Sean Jackson is the recently-appointed marketing manager for Kognitio, a data warehousing product vendor. He is concerned that all was not quite what it seemed in the announcement.
In fact he said he: "would like to take this opportunity to let you ‘see’ what has in fact been left out of the press release."
What does he mean?
"Because of the way it is worded and especially for non-technical readers, the numbers in this announcement might look pretty amazing." In fact though, we need, "to read between the lines."
Jackson says the Sun/Greenplum announcement combines apples and pears by mixing two sets of info: Greenplum’s Bizgress database solution, and Sun's Thumper platform.
In more detail he said: "The text says that Greenplum can scan data at a rate of 1TB/minute; this is probably true in a lab test environment but Greenplum certainly cannot scan at this rate on the 24TB Thumper system for $70k. Greenplum should substantiate this claim with real-world examples."
We described the combined system as being able to scan data at the rate of 1TB/minute. Not so, according to Jackson, not at all.
Here is what the Sun/Greenplum release actually stated: "The data warehouse appliance capitalises on the incredibly high data throughput and storage density of the Sun Fire X4500 x64 server with AMD Opteron processors and Greenplum's Scale-Everything parallel database architecture, to move processing near the storage, dramatically boosting performance 10 to 50 times over existing systems.
"With its unique Query-In-Storage design, the solution is capable of scanning 1 terabyte of data in 60 seconds..."
That's pretty clear cut. The 'solution', that is the Sun X4500 and Greenplum database, can scan 1TB of data in 1 second.
Jackson says simply, it cannot do this and quotes Sun's own X4500 data read rate, which is 'approximately 2GBps from disk to memory'.
Jackson said: "This (X4500) system has two dual-core processors; this is the equivalent of one blade server with that blade having to deal with 24TB of data. Sun’s website states that the Thumper system can read data from disk at a rate of 2GB/second. This equates to over 3 hours to perform a single table scan always assuming the processors could cope with that data rate. Remember, most analytical queries require multiple table scans and the generation of numerous intermediate result sets."

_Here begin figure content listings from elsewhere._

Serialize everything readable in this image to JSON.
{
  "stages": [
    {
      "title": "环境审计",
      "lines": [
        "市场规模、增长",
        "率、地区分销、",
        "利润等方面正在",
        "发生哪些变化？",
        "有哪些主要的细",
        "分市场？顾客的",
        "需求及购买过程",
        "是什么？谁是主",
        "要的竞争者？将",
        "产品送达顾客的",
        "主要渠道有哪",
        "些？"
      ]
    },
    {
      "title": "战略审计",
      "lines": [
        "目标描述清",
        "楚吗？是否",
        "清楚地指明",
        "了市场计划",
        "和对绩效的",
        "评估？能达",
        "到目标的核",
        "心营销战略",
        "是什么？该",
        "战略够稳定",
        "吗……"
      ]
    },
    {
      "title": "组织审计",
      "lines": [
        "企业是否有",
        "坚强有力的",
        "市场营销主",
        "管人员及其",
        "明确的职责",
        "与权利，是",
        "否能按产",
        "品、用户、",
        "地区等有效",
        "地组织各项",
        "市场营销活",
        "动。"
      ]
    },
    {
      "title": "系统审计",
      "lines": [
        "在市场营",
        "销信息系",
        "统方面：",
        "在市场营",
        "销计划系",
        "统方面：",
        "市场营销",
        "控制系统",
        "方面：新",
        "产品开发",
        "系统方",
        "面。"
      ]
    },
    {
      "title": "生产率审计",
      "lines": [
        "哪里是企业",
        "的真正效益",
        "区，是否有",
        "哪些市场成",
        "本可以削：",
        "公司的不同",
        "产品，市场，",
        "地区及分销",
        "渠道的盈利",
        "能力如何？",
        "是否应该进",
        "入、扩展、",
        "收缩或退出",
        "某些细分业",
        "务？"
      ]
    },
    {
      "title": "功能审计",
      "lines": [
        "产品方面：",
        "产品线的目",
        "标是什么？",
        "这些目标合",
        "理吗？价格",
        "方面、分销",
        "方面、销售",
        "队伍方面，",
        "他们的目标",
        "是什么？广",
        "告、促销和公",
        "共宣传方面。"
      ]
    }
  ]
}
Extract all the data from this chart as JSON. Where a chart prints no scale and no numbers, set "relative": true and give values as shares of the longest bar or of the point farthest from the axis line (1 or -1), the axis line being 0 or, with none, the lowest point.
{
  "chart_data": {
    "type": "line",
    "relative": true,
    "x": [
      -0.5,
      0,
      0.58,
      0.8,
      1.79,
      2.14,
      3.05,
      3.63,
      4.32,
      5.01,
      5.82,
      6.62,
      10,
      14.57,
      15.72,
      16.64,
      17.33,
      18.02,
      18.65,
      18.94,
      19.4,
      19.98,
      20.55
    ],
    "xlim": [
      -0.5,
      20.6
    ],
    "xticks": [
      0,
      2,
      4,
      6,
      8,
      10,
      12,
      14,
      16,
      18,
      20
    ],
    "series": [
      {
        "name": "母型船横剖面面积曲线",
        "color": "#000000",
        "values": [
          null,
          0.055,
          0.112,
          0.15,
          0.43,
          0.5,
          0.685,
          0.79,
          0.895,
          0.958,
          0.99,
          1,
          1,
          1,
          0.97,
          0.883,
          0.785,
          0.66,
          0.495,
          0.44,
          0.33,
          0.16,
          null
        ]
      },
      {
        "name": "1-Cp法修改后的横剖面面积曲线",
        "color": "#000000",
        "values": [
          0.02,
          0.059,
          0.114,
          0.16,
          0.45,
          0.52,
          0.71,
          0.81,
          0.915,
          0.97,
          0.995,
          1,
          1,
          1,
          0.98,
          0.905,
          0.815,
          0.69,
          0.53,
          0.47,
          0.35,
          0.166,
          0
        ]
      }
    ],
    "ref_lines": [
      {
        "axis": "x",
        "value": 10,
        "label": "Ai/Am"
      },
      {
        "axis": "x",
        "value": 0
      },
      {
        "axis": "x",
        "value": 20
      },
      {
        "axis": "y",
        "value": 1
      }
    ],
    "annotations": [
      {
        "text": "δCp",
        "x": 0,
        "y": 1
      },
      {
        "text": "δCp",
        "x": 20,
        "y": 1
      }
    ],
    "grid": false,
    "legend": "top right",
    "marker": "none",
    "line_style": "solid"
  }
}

That means it would take the X4500 8.3 minutes to scan 1TB of data, over eight times slower than the release stated.
It gets worse though: "However that is academic as a two-processor node could never process database rows at anything like that data rate. Processing database rows as they are read from the disk - to satisfy an analytical query - is CPU-intensive.
On average Kognitio’s WX2 has a CPU core for every 36GB of data while this (Sun/Greenplum) solution has a CPU core for every 6TB of data, thus the Sun/Greenplum solution is slower than Kognitio’s WX2."
Jackson thinks that the Greenplum/X4500 system simply doesn't have enough CPU horsepower: "If an organisation requires performance they need processing power. The Greenplum/Sun announcement is all about how cheaply you can store the data, not how you can effectively use it.
"These are big searchable storage system with lots of disk but only a minimum of processing power. They are 42-ton juggernauts with Fiat Panda engines. The logic is simple; if you don't have the processing power, you can't do the analytics. There is no way around this."
He says the Greenplum system could be scaled up with processing power: "Now, Greenplum’s Bizgress is a massively parallel processing (MPP) solution, so you can scale the number of servers and get more processing power. But this seems a very expensive platform to do this on.
"A 12TB system costs $32,000, the drives will add about $5,000, so the server costs $27,000. Compare that to the equivalent dual processor/dual core blade servers that Kognitio WX2 would use priced at $8,000 and you can see the price difference."
His summing up is: "It would appear that the Sun/Greenplum announcement is a pricey solution for not much performance. Something users should be aware of if considering this solution."
Sun was asked to comment on the points described above but was unable to do so.